About 6 months ago we looked at how to translate a few lines of Cypher in to way too much Java code in version 1.9.x. Since then Cypher has changed and I suck a little less at Java, so I wanted to share a few different ways to translate one into the other just in case you stuck in a mid-eighties time warp and are paid by the number of lines of code you write per hour.
But first, lemme take a #Selfie let’s make some data. Michael Hunger has a series of blog posts on getting and creating data in Neo4j, we’ll steal borrow his ideas. Let’s create 100k nodes:
WITH ["Jennifer","Michelle","Tanya","Julie","Christie","Sophie","Amanda","Khloe","Sarah","Kaylee"] AS names FOREACH (r IN range(0,100000) | CREATE (:User {username:names[r % size(names)]+r}))
…and let’s create around 500k relationships between them:
MATCH (u1:User),(u2:User) WITH u1,u2 LIMIT 5000000 WHERE rand() < 0.1 CREATE (u1)-[:FRIENDS]->(u2);
…and let’s not forget to add an index:
CREATE INDEX ON :User(username);
Now when we look at our data we can see:
Now if we wanted to build a recommendation for the top 10 Users “Michelle 1” should be friends with, but isn’t right now we’d write something like this:
MATCH (me:User {username:'Michelle1'}) -[:FRIENDS]- people -[:FRIENDS]- fof WHERE NOT(me -[:FRIENDS]- fof) RETURN fof, COUNT(people) AS friend_count ORDER BY friend_count DESC LIMIT 10
…and we’d get an error like this after the 60 second timeout in the Browser window:
Cypher as of 2.0.2 isn’t optimized for this kind of query (it’s coming), so let’s turn to the Java API. First thing we’ll want to do is find a user and then get their friends just to get used to the new Java API methods.
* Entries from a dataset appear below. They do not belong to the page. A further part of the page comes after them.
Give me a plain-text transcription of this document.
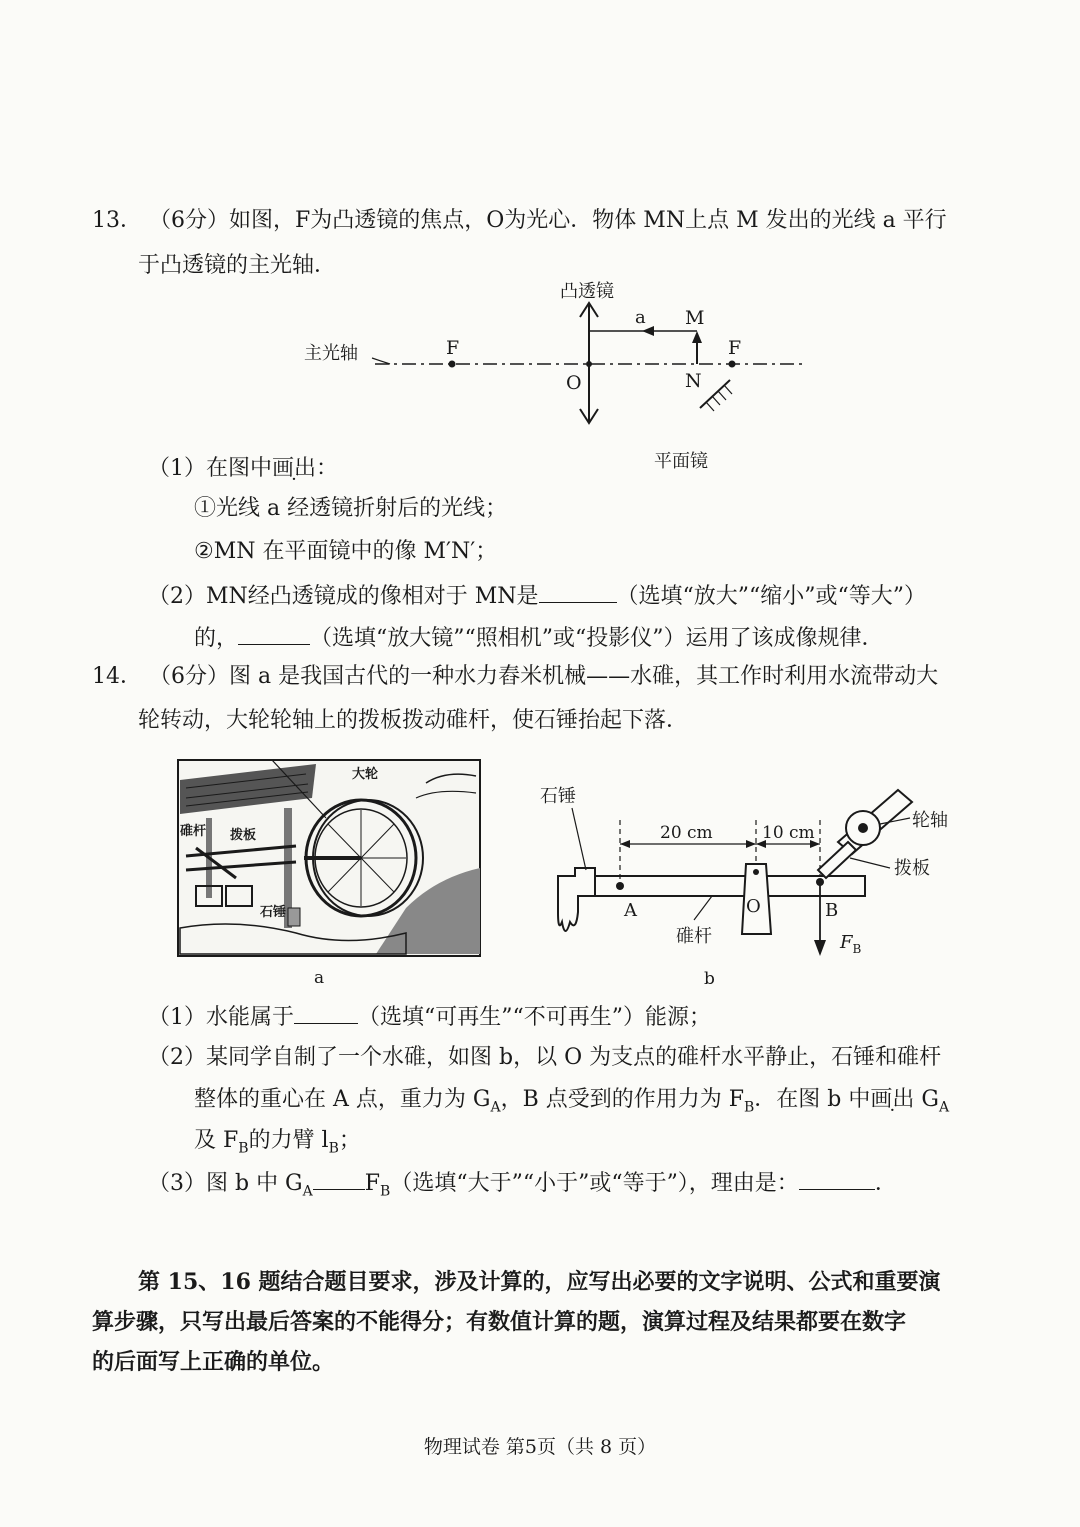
13． （6分）如图，F为凸透镜的焦点，O为光心．物体 MN上点 M 发出的光线 a 平行
于凸透镜的主光轴．
主光轴
凸透镜
F	F
O
M
N
a
平面镜
（1）在图中画出：
①光线 a 经透镜折射后的光线；
②MN 在平面镜中的像 M′N′；
（2）MN经凸透镜成的像相对于 MN是	（选填“放大”“缩小”或“等大”）
的，	（选填“放大镜”“照相机”或“投影仪”）运用了该成像规律．
14． （6分）图 a 是我国古代的一种水力舂米机械——水碓，其工作时利用水流带动大
轮转动，大轮轮轴上的拨板拨动碓杆，使石锤抬起下落．
大轮
碓杆 拨板
石锤
a
石锤
O
A	B
20 cm	10 cm
轮轴
拨板
碓杆	$F_B$
b
（1）水能属于	（选填“可再生”“不可再生”）能源；
（2）某同学自制了一个水碓，如图 b，以 O 为支点的碓杆水平静止，石锤和碓杆
整体的重心在 A 点，重力为 $G_A$，B 点受到的作用力为 $F_B$．在图 b 中画出 $G_A$
及 $F_B$的力臂 $l_B$；
（3）图 b 中 $G_A$ $F_B$（选填“大于”“小于”或“等于”），理由是：	．
第 15、16 题结合题目要求，涉及计算的，应写出必要的文字说明、公式和重要演
算步骤，只写出最后答案的不能得分；有数值计算的题，演算过程及结果都要在数字
的后面写上正确的单位。
物理试卷 第5页（共 8 页）
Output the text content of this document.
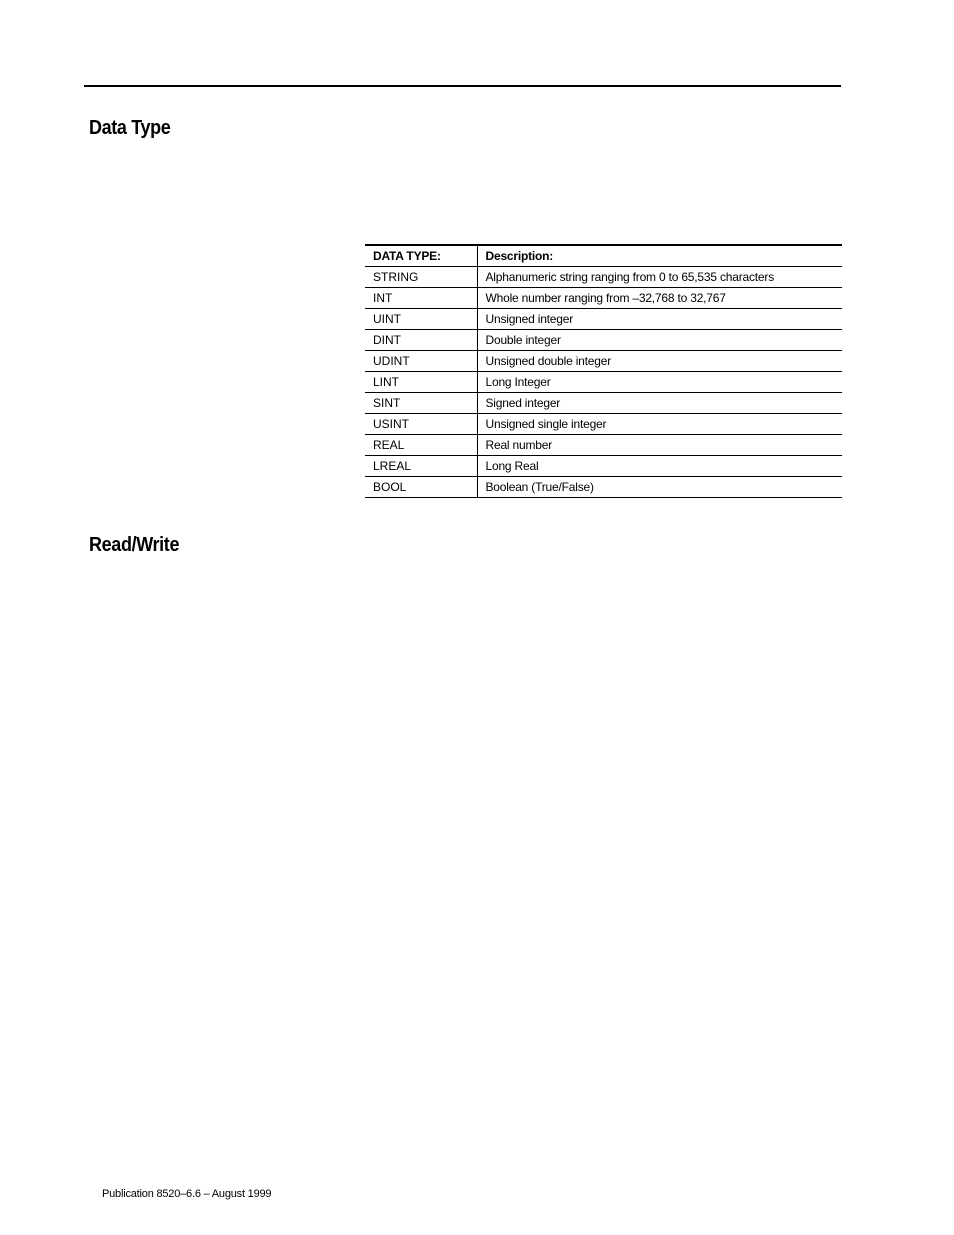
Data Type
DATA TYPE:	Description:
STRING	Alphanumeric string ranging from 0 to 65,535 characters
INT	Whole number ranging from –32,768 to 32,767
UINT	Unsigned integer
DINT	Double integer
UDINT	Unsigned double integer
LINT	Long Integer
SINT	Signed integer
USINT	Unsigned single integer
REAL	Real number
LREAL	Long Real
BOOL	Boolean (True/False)
Read/Write
Publication 8520–6.6 – August 1999
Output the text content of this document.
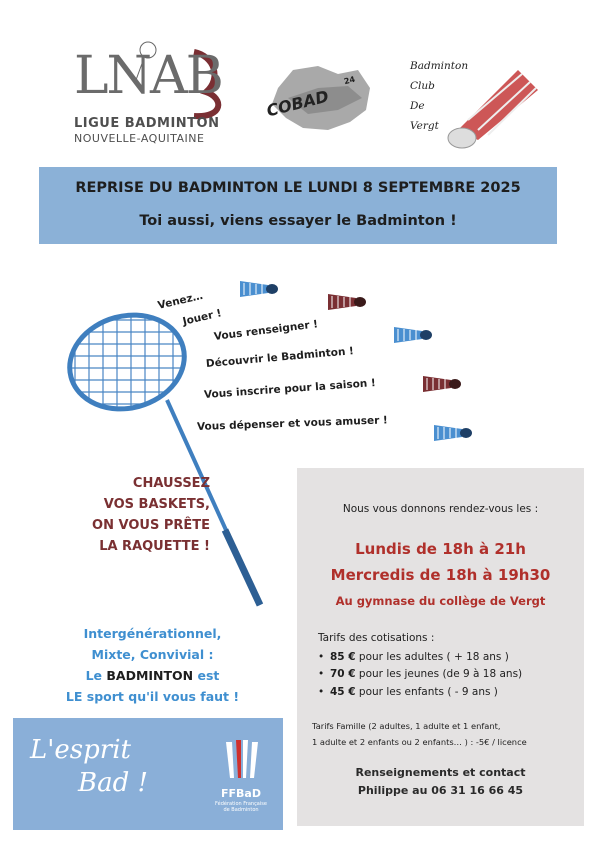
LNAB
LIGUE BADMINTON
NOUVELLE-AQUITAINE
COBAD
24
Badminton
Club
De
Vergt
REPRISE DU BADMINTON LE LUNDI 8 SEPTEMBRE 2025
Toi aussi, viens essayer le Badminton !
Venez…
Jouer !
Vous renseigner !
Découvrir le Badminton !
Vous inscrire pour la saison !
Vous dépenser et vous amuser !
CHAUSSEZ
VOS BASKETS,
ON VOUS PRÊTE
LA RAQUETTE !
Intergénérationnel,
Mixte, Convivial :
Le BADMINTON est
LE sport qu'il vous faut !
Nous vous donnons rendez-vous les :
Lundis de 18h à 21h
Mercredis de 18h à 19h30
Au gymnase du collège de Vergt
Tarifs des cotisations :
• 85 € pour les adultes ( + 18 ans )
• 70 € pour les jeunes (de 9 à 18 ans)
• 45 € pour les enfants ( - 9 ans )
Tarifs Famille (2 adultes, 1 adulte et 1 enfant,
1 adulte et 2 enfants ou 2 enfants… ) : -5€ / licence
Renseignements et contact
Philippe au 06 31 16 66 45
L'esprit
Bad !	FFBaD
Fédération Française
de Badminton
@GET @Path("/friends/{username}") public Response getFriends(@PathParam("username") String username, @Context GraphDatabaseService db) throws IOException { List<String> results = new ArrayList<String>(); try ( Transaction tx = db.beginTx() ) { final Node user = IteratorUtil.singleOrNull(db.findNodesByLabelAndProperty(DynamicLabel.label("User"), "username", username)); if(user != null){ for ( Relationship relationship : user.getRelationships(FRIENDS, Direction.OUTGOING) ){ Node friend = relationship.getOtherNode(user); results.add((String)friend.getProperty("username")); } } } return Response.ok().entity(objectMapper.writeValueAsString(results)).build(); }
Instead of going to the index directly, we are using the findNodesByLabelAndProperty method to find our user. Notice also, everything is wrapped in a Try block with a transaction. In 2.0 all interactions with the database have to be inside a transaction. With that out of the way, let’s take a look at getting the top 10 friends of friends which are not my current friends ordered by the number of mutual friends in Java:
@GET @Path("/fofs/{username}") public Response getFofs(@PathParam("username") String username, @Context GraphDatabaseService db) throws IOException { List<Map<String, Object>> results = new ArrayList<>(); HashMap<Node, MutableInt> fofs = new HashMap<>(); try ( Transaction tx = db.beginTx() ) { final Node user = IteratorUtil.singleOrNull(db.findNodesByLabelAndProperty(DynamicLabel.label("User"), "username", username)); findFofs(fofs, user); List<Map.Entry<Node, MutableInt>> fofList = orderFofs(db, fofs); returnFofs(results, fofList.subList(0, Math.min(fofList.size(), 10))); } return Response.ok().entity(objectMapper.writeValueAsString(results)).build(); }
I’ve placed findFofs, orderFofs and returnFofs in their own methods. We’re going to take a look at findFofs first, and I want you to pay attention because there is glaring bug that I missed the first time I did this that I am replicating here. See if you can spot it.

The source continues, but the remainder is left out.